A celebração deixou-me com uma curiosa e incômoda sensação: por um lado, o rito é extremamente diferente do Rito Romano. Por outro lado, mesmo com todas as diferenças, é enormemente mais parecido com uma Missa do que algumas aberrações litúrgicas que, infelizmente, no Rito Romano mesmo somos obrigados a presenciar. Sim, penso particularmente na “missa pré-balada” de Maringá sobre a qual tanto já foi falado aqui nos últimos dias.

Na Divina Liturgia há mais ministros (eu mesmo não fui capaz de identificar todos), há mais litanias, há mais procissões. O mais curioso, contudo, foi ver as coisas todas “fora de ordem”, em comparação com o Rito Romano. A epiclese vem depois da Consagração; a procissão do Ofertório nāo ocorre ao mesmo tempo da coleta das ofertas. A homilia é no final da Missa, imediatamente antes da comunhão. No entanto, mesmo assim, salta aos olhos o caráter sagrado com o qual se executa todo o rito. Quem assiste a Missa tem a impressão de estar realmente assistindo um ofício sagrado! Coisa bem diferente do que acontece quando se fazem badernas no Rito Romano.
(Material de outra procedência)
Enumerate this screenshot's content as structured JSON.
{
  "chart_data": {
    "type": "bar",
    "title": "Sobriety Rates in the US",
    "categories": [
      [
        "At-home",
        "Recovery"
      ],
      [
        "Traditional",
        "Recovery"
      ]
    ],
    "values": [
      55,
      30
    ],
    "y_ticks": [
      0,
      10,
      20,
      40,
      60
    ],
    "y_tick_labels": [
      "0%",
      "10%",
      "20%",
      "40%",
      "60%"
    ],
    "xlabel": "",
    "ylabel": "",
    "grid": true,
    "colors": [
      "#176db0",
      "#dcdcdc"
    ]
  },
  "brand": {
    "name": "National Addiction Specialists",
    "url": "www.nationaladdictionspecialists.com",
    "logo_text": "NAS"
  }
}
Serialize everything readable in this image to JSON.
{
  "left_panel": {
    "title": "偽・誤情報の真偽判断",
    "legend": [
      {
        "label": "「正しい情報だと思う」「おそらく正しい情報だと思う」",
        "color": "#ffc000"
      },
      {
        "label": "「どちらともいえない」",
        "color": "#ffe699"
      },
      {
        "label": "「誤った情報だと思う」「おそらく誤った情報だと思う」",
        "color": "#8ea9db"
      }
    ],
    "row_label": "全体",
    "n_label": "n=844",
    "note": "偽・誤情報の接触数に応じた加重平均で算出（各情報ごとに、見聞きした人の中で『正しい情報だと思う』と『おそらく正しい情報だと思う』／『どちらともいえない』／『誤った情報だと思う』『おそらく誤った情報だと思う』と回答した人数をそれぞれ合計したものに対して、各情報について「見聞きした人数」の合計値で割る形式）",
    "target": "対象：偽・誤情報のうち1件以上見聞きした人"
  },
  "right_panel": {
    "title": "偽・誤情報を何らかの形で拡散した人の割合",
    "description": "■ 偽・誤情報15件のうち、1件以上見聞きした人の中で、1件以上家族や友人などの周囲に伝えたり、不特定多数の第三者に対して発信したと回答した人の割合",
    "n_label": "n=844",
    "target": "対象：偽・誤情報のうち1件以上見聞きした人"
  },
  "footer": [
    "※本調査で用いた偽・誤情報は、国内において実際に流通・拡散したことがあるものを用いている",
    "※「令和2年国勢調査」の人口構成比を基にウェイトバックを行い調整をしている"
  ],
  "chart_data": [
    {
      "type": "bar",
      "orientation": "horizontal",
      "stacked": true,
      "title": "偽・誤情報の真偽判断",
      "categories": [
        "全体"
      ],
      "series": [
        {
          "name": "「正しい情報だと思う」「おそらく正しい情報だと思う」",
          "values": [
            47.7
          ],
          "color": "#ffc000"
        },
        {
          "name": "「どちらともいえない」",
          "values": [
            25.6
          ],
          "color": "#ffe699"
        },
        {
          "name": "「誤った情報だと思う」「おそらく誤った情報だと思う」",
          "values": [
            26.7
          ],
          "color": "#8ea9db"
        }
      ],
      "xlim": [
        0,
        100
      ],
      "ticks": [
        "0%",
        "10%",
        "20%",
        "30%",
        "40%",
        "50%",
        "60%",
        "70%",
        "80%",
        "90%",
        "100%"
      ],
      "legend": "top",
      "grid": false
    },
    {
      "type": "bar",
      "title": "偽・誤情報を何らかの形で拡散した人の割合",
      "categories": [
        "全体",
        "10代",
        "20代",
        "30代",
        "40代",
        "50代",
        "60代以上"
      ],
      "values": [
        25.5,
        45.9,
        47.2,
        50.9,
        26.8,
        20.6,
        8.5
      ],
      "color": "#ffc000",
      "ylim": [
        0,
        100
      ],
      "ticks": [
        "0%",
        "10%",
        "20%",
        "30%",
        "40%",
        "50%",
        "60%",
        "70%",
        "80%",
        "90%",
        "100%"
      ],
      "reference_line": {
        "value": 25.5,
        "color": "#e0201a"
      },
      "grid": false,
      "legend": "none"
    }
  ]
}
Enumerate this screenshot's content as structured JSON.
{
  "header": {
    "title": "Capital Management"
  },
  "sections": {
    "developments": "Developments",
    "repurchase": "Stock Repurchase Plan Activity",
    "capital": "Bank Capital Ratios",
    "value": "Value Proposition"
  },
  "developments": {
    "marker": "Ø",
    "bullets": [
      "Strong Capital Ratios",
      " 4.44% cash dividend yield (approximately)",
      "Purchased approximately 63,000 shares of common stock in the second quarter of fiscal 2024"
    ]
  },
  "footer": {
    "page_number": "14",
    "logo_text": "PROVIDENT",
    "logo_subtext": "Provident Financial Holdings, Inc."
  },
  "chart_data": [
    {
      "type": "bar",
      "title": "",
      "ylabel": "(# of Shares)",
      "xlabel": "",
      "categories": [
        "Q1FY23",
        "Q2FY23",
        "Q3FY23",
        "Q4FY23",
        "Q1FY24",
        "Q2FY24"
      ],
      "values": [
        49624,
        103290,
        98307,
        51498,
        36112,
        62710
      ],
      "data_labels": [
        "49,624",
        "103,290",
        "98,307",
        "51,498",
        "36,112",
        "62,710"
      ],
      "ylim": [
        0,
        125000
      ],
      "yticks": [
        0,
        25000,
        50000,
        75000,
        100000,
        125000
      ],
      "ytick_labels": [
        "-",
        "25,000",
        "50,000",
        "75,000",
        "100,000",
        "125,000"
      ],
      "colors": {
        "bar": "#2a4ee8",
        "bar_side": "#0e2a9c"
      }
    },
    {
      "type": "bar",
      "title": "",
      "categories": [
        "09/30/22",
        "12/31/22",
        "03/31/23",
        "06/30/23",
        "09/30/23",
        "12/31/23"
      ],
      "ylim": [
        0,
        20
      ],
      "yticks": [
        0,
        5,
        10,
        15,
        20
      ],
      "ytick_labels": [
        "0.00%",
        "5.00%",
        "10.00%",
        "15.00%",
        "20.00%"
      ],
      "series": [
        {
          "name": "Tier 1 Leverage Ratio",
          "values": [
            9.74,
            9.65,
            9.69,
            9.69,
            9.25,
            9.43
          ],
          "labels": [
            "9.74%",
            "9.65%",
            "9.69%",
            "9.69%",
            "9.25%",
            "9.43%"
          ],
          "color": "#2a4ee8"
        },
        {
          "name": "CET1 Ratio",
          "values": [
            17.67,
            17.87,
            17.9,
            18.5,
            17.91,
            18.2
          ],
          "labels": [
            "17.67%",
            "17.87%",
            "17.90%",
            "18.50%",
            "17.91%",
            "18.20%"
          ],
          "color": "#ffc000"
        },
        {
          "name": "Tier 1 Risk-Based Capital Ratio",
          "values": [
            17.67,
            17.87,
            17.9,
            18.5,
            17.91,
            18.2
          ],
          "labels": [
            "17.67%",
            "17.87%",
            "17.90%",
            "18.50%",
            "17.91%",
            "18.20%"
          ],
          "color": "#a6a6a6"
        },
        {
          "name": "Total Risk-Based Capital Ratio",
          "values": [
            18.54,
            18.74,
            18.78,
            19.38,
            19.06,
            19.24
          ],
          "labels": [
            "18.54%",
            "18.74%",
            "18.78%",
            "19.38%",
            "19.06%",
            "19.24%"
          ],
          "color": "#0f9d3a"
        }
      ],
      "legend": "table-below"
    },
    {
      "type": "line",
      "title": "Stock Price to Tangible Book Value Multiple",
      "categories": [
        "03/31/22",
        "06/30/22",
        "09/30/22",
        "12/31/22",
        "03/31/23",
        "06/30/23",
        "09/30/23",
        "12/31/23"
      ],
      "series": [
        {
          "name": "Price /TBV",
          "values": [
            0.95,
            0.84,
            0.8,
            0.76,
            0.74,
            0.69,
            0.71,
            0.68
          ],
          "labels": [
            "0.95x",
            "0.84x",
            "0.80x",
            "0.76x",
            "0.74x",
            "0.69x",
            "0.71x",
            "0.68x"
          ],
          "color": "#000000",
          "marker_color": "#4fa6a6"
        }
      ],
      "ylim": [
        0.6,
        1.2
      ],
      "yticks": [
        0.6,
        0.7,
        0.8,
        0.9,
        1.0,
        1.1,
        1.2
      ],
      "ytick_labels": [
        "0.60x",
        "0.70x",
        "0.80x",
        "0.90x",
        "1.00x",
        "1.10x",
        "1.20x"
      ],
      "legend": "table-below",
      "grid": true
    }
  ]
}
Os ortodoxos mudam os arranjos dos símbolos, mas eles são, em essência, os mesmos. A casula é diferente, mas é uma casula. O turíbulo é diferente, mas é indiscutivelmente um turíbulo. As estolas cruzam-se de modo diverso, mas são estolas. Os candelabros são distintos dos usados no Rito Romano, mas são candelabros. Aliás, sobre estes últimos, são interessantes: os que são segurados pelos acólitos e levados em procissão têm, um deles, duas velas e, o outro, três. Não sabia disso, mas provavelmente significam, um, humanidade e divindade de Cristo e, outro, Trindade de Deus. Símbolos diferentes dos usados no Rito Romano: mas um mesmo objetivo, uma mesma harmonia, o mesmo caráter sagrado saltam aos olhos.

Já na “missa pré-balada” (e em todas as balbúrdias litúrgicas em geral), a ordem (cronológica) de cada uma das partes da Missa é mantida. No entanto, a ordem maior, a ordem da Liturgia (que tem seu fim em Deus) é totalmente destruída pela irreverência, pela profusão de elementos profanos, pela desarmonia, pelo ambiente descaracterizado. Na Divina Liturgia a ordem cronológica dos acontecimentos é outra, mas a ordem maior permanece inalterada: a Missa é Santa, dirige-se a Deus, a Ele conduz. Aos que querem “inovar” na Liturgia e que estão preocupados com as “mesmices” do Rito Romano, bem lhes faria bem procurar aprender sobre Liturgia Católica, antes de pôr as próprias idéias malucas em prática. Em particular, deveriam aprender a (farta) variedade litúrgica que já existe, desde sempre, na Igreja de Deus.